I ran into this limit while evaluating an integral.
$$\lim_{N\to\infty}\left(2\sqrt{N+1}\;-\;\sum_{n=1}^N\frac1{\sqrt{n}}\right)$$
I know this converges, but I don’t know how to approach this, mostly because of the sum inside the limit. Using Desmos I found out that the limit is approximately 1.46
We can also use Dirichlet eta-function $\eta(s)=\sum_{n=1}^\infty\frac{(-1)^{n-1}}{n^s}$ to define this limit.

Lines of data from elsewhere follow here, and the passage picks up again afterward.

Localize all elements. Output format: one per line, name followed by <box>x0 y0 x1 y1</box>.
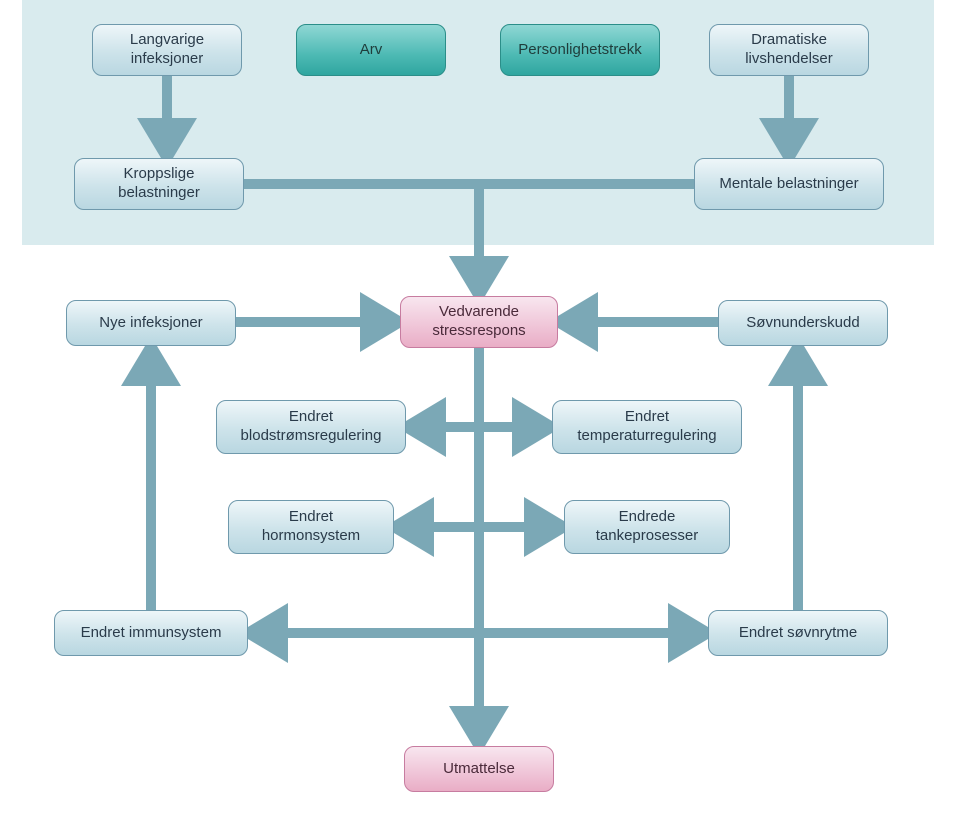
node-sovnunder: Søvnunderskudd <box>718 300 888 346</box>
node-sovnrytme: Endret søvnrytme <box>708 610 888 656</box>
node-person: Personlighetstrekk <box>500 24 660 76</box>
node-kroppslige: Kroppslige belastninger <box>74 158 244 210</box>
node-mentale: Mentale belastninger <box>694 158 884 210</box>
node-vedvarende: Vedvarende stressrespons <box>400 296 558 348</box>
node-arv: Arv <box>296 24 446 76</box>
flowchart-canvas: Langvarige infeksjoner Arv Personlighetstr… <box>0 0 956 823</box>
node-tempreg: Endret temperaturregulering <box>552 400 742 454</box>
node-utmattelse: Utmattelse <box>404 746 554 792</box>
node-immun: Endret immunsystem <box>54 610 248 656</box>
node-tankepros: Endrede tankeprosesser <box>564 500 730 554</box>
node-hormon: Endret hormonsystem <box>228 500 394 554</box>
node-langvarige: Langvarige infeksjoner <box>92 24 242 76</box>
node-blodstrom: Endret blodstrømsregulering <box>216 400 406 454</box>
node-dramatiske: Dramatiske livshendelser <box>709 24 869 76</box>
node-nyeinf: Nye infeksjoner <box>66 300 236 346</box>
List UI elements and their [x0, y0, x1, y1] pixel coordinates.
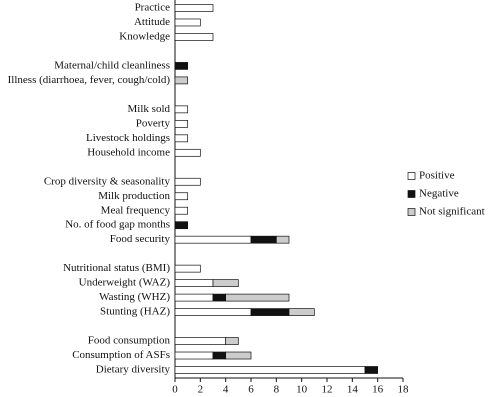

First of all we see that eta-function is defined (the series converges) for $s>0$ (Dirichlet convergence test). Next, we use the relation between eta-function and zeta-function for $s>1$: $$\eta(s)=\sum_{n=1}^\infty\frac{(-1)^{n-1}}{n^s}=\sum_{n=1}^\infty\frac{1}{n^s}-2\sum_{n=1}^\infty\frac{1}{(2n)^s}=\big(1-2^{1-s}\big)\zeta(s)$$ Using this relation we can define zeta-function for $s\in(0;1)$ as $\zeta(s)=\frac{\eta(s)}{1-2^{1-s}}$ We can also present eta-function in the form $$\lim_{N\to\infty}\sum_{n=1}^{2N}\frac{(-1)^{n-1}}{n^s}=\lim_{N\to\infty}\bigg(\sum_{n=1}^{2N}\frac{1}{n^s}-2\sum_{n=1}^N\frac{1}{(2n)^s}\bigg)=\lim_{N\to\infty}\bigg(\sum_{n=1}^{N}\frac{1-2^{1-s}}{n^s}+\sum_{n=N+1}^{2N}\frac{1}{n^s}\bigg)$$ The second term can be presented as the Riemann sum at $N\to\infty$ $$I_2(N)=\sum_{n=N+1}^{2N}\frac{1}{n^s}=\frac{N}{N^S}\frac{1}{N}\sum_{n=N+1}^{2N}\frac{1}{\Big(\frac{n}{N}\Big)^s}\to N^{1-s}\int_1^2\frac{dx}{x^s}=N^{1-s}\frac{2^{1-s}-1}{1-s}$$ $$\eta(s)=\lim_{N\to\infty}\bigg(\sum_{n=1}^{N}\frac{1-2^{1-s}}{n^s}-N^{1-s}\frac{1-2^{1-s}}{1-s}\bigg)$$ $$\zeta(s)=\lim_{N\to\infty}\bigg(\sum_{n=1}^{N}\frac{1}{n^s}-\frac{N^{1-s}}{1-s}\bigg)\,;\,\,\, s\in(0;1)$$
Our initial limit $$\lim_{N\to\infty}\left(2\sqrt{N+1}\;-\;\sum_{n=1}^N\frac1{\sqrt{n}}\right)=\lim_{N\to\infty}\left(2\sqrt{N}\;-\;\sum_{n=1}^N\frac1{\sqrt{n}}\right)=-\zeta\big(\frac{1}{2}\big)=1.46035...$$ Zeta-function
$$A_N=2\sqrt{N+1}\;-\;\sum_{n=1}^N\frac1{\sqrt{n}}=2\sqrt{N+1}-H_N^{\left(\frac{1}{2}\right)}$$ Using the binomial expansion and the asymptotics of generalized harmobic numbers $$A_n=-\zeta \left(\frac{1}{2}\right)+\frac 1{2\sqrt N}\Bigg[1-\frac{5}{12 N}+\frac{1}{4 N^2}+O\left(\frac{1}{N^3}\right)\Bigg]$$
The answer to the question you posed is, yes. Also, your answer looks very close to $3/2$. I recommend looking at old posts that are similar to your own question, such as this one: Closed form of $\lim\limits_{n\to\infty}\left(\int_0^{n}\frac{{\rm d}k}{\sqrt{k}}-\sum_{k=1}^n\frac1{\sqrt k}\right)$
A lot of the time, limits of the form $$\sum_{k=1}^n f(k) - \int_c^n f(k)$$ will exist, but won't have names. Sure, we have Euler-Mascheroni, but that's more the exception than the rule!
(Also, a name won't necessarily give you more info about the constant; a numerical approximation, on the other hand, is usually good enough!)